Donald Trump, the American leader that preceded Joe Biden in the White House, though vilified by opponents and their people as a destructive force of the first order, is still held in the highest esteem by his own huge army of millions of devoted followers. It should be instructive and uninspiring that these are the convictions and passions that rage in today’s sharply divided America. The exchanges are heated, obvious distinctly edgy, and fraught with dangers that are not imaginary.

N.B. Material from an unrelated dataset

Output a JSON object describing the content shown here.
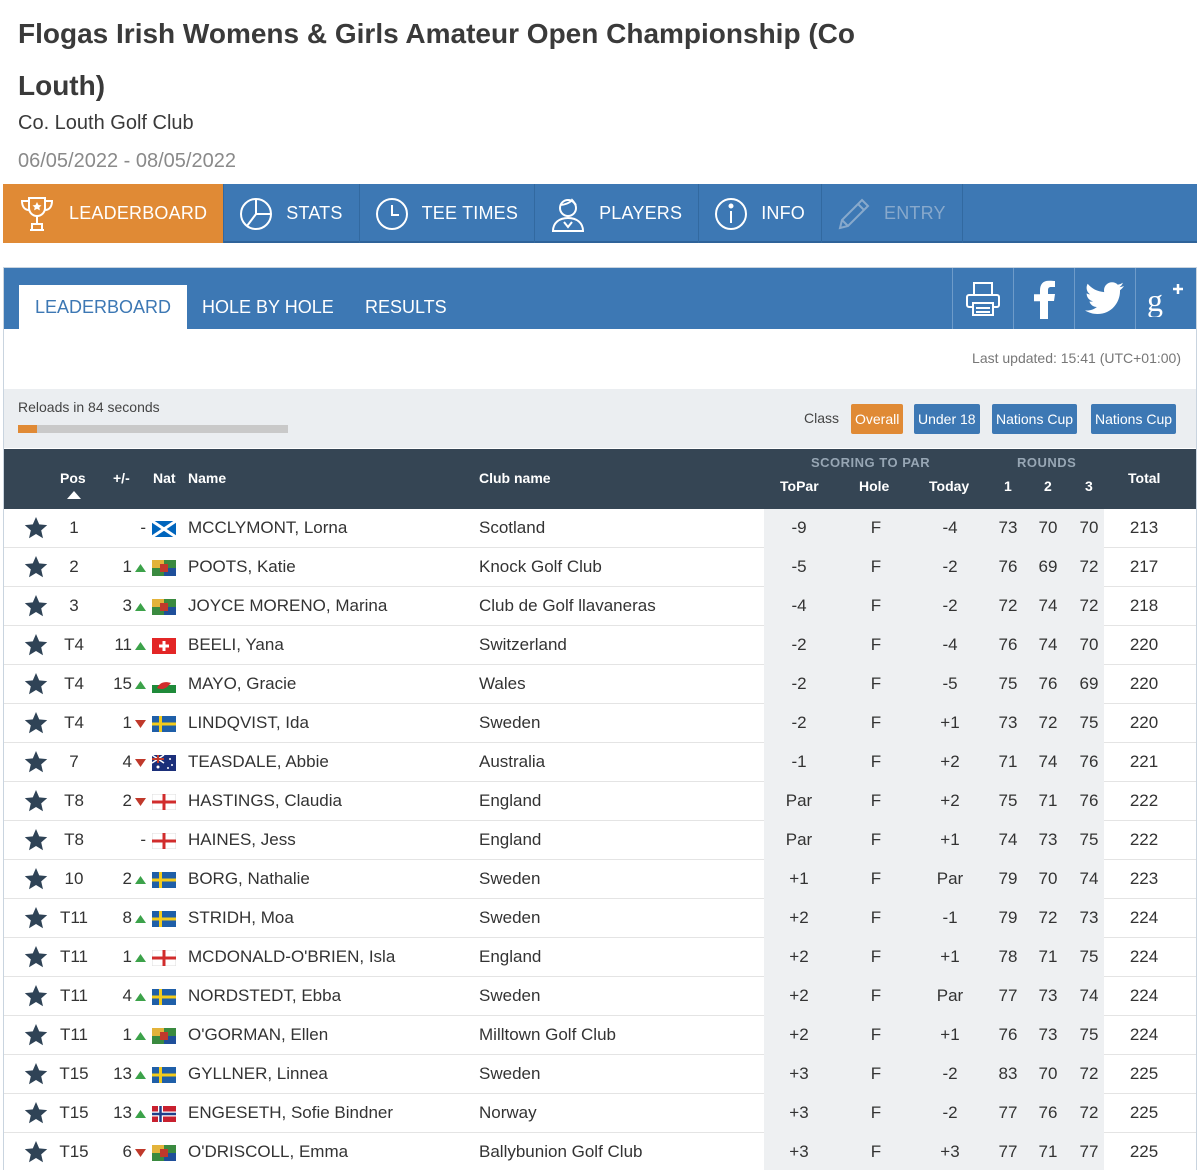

Clearly, this has to be a source of grave concern if this is the state of things in civilised and managed America. The issue of interest (and anxiety) is how much hope could there be for peace and stability, and the necessary degree of unity and harmony that serve as the foundations of continuity in weaker, more shakily perched countries. There is Libya in a state of upheaval, and in Iraq sectarian animosities just will not cool to those levels that allow for clear heads and receptive hearts. Matters have calmed for the time being in Sri Lanka, Nigeria lives with brooding tensions that are more of an attack and retreat strategy,and nearby Venezuela somehow hobbles by in a slightly lesser state of decay. Wherever we look, it seems that temperatures boil and threaten to flare into the uncontrollable.
It should be noticeable that in most of the countries identified above, except for Sri Lanka, enormous oil resources are a common denominator. To be sure, it is an article of faith that oil makes many things in the modern world possible and fuels many economies of the world. And just as surely, oil also is the fuel for old memories to be dredged up, past histories to be polished to suit new visions, and war-like postures to take hold. Oil is the context and a fixture from which hard national conflicts emerge. The heavy intolerances and bigotries that had remained beneath the surface before suddenly find new energies and new directions, and these are all because of the presence of oil.
Guyana now is the owner of immense oil resources. Nevertheless, Guyana is still the unhappiest of habitats for raw hatreds and seething resentments. We don’t know what is in our future, but whatever it is, the arrival of oil did not lend itself to a comforting state of peacefulness. Wherever there are insiders and outsiders, haves and have nots, and oil is around, then trouble is always in the vicinity.